In this section, we first use the Pessimistic Assumption that sets the degree of suspected fraud at 100%, which means that the total claim payments by the industry for these suspected cases represent detected fraud. We also assume that the multiplicative factor (3.4), obtained from our Best Guess Assumption for the 2,772 coverages, applies to the 2,454 claims for which information on claim payments is available.
An interesting corollary of the present study is the finding of “p” is equal to roughly 113. Again “p” is the conditional probability for claim adjustment staff to detect fraud, given the claim is fraudulent. This can be seen as a significantly low index of efficiency for the entire verification process. An important question therefore arises: Why is this index of efficiency so low?
There are countless answers to that question: 1. It can reflect the incompetence of claim adjustment staff to efficiently identifying fraud cases. They may not have the adequate experience or training to detect fraud, which in fact is not necessarily their main preoccupation. 2. It can yield serious doubts about the relevance of fraud indicators used to flag possible fraud cases. 3. It may be related to the low quality or quantity of investigations.

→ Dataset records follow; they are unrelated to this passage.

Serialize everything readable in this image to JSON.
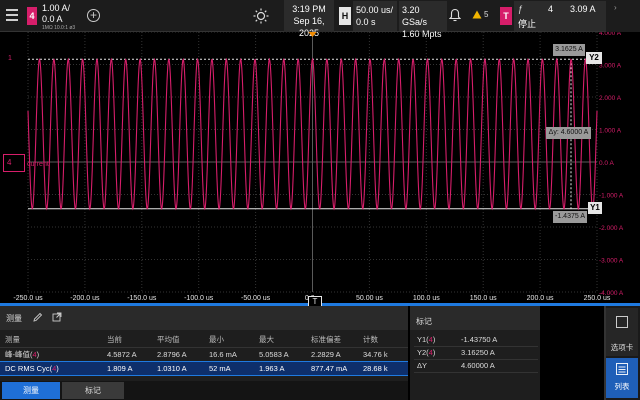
{
  "topbar": {
    "channel_badge": "4",
    "channel_scale": "1.00 A/",
    "channel_offset": "0.0 A",
    "channel_extra": "1MΩ   10.0:1  ø3",
    "add_label": "+",
    "clock_time": "3:19 PM",
    "clock_date": "Sep 16, 2025",
    "horizontal_badge": "H",
    "horizontal_scale": "50.00 us/",
    "horizontal_delay": "0.0 s",
    "sample_rate": "3.20 GSa/s",
    "memory_depth": "1.60 Mpts",
    "notification_count": "5",
    "trigger_badge": "T",
    "trigger_edge_symbol": "ƒ",
    "trigger_source": "4",
    "trigger_level": "3.09 A",
    "trigger_status": "停止"
  },
  "scope": {
    "trace_label": "current",
    "ch4_marker": "4",
    "ch1_marker": "1",
    "trigger_time_marker": "T",
    "y_ticks": [
      "4.000 A",
      "3.000 A",
      "2.000 A",
      "1.000 A",
      "0.0 A",
      "-1.000 A",
      "-2.000 A",
      "-3.000 A",
      "-4.000 A"
    ],
    "x_ticks": [
      "-250.0 us",
      "-200.0 us",
      "-150.0 us",
      "-100.0 us",
      "-50.00 us",
      "0.0 s",
      "50.00 us",
      "100.0 us",
      "150.0 us",
      "200.0 us",
      "250.0 us"
    ],
    "cursor_y2_value": "3.1625 A",
    "cursor_y2_tag": "Y2",
    "cursor_delta_value": "Δy: 4.6000 A",
    "cursor_y1_value": "-1.4375 A",
    "cursor_y1_tag": "Y1",
    "trace_color": "#d61e6a"
  },
  "measurements": {
    "title": "测量",
    "headers": [
      "测量",
      "当前",
      "平均值",
      "最小",
      "最大",
      "标准偏差",
      "计数"
    ],
    "rows": [
      {
        "name": "峰-峰值(",
        "ch": "4",
        "close": ")",
        "current": "4.5872 A",
        "mean": "2.8796 A",
        "min": "16.6 mA",
        "max": "5.0583 A",
        "std": "2.2829 A",
        "count": "34.76 k"
      },
      {
        "name": "DC RMS Cyc(",
        "ch": "4",
        "close": ")",
        "current": "1.809 A",
        "mean": "1.0310 A",
        "min": "52 mA",
        "max": "1.963 A",
        "std": "877.47 mA",
        "count": "28.68 k"
      }
    ],
    "tab_active": "测量",
    "tab_inactive": "标记"
  },
  "markers_panel": {
    "title": "标记",
    "rows": [
      {
        "label": "Y1(",
        "ch": "4",
        "close": ")",
        "value": "-1.43750 A"
      },
      {
        "label": "Y2(",
        "ch": "4",
        "close": ")",
        "value": "3.16250 A"
      },
      {
        "label": "ΔY",
        "ch": "",
        "close": "",
        "value": "4.60000 A"
      }
    ]
  },
  "side_panel": {
    "card_label": "选项卡",
    "list_label": "列表"
  },
  "chart_data": {
    "type": "line",
    "series": [
      {
        "waveform": "sine",
        "frequency_hz": 79200,
        "amplitude_peak_A": 2.3,
        "offset_A": 0.86,
        "x_start_us": -250,
        "x_end_us": 250
      }
    ],
    "xlim": [
      -250,
      250
    ],
    "ylim": [
      -4,
      4
    ],
    "grid": true
  }
}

The results can also reflect an induced laxity by insurers because of the low anticipated benefits of fighting fraud. Choosing the right answer cannot be made without a proper study of the real incentives of each participant in the market to fight against fraud. In Dionne and Belhadji’s study, they found that a large proportion of the fraud cases (93%) were not prosecuted. The main reason for nonprosecution was “insufficient proof’ (59%). This high percentage of unprosecuted claims for that particular reason naturally triggers a question.
Why was the investigation not pushed further A possible answer may reside in the fact that many of these claims represent low monetary values. If the claim amount is too small to justify the costs of further investigations, then maybe higher deductibles are in order. Higher deductibles would raise claim levels to the point where investigations could be worth pursuing for the insurers. However, higher deductibles may also increase the benefits of build-up by insureds. Investigations and prosecutions have also been seen as bad publicity for the investigating and prosecuting firms.
The fraud problem is not only a problem of robbery but endangers the very principle of insurance. The question remains with the industry. As researchers, we will focus our attention on finding some statistical and management tools in order to isolate the main causes and improve the claims-premiums ratio in that market.
Our Best Guess Estimator roughly yields a 10% fraud rate, and this result is found to be quite stable. However, the fraud rate is found to have a 16.5% upper bound. The findings in Dionne-Belhadji (1996) are multiplied by 3.4, which were given as a floor estimate, or observed fraud rates. In monetary values, this means that total fraud payments by the industry in 1994-1995, ranged from 96.2 to 208.4 million dollars instead of 28.4 to 61.3 million dollars. In other words, our results indicate that 10 to 21.8% of all claim payments are fraudulent instead of 3 to 6.4%.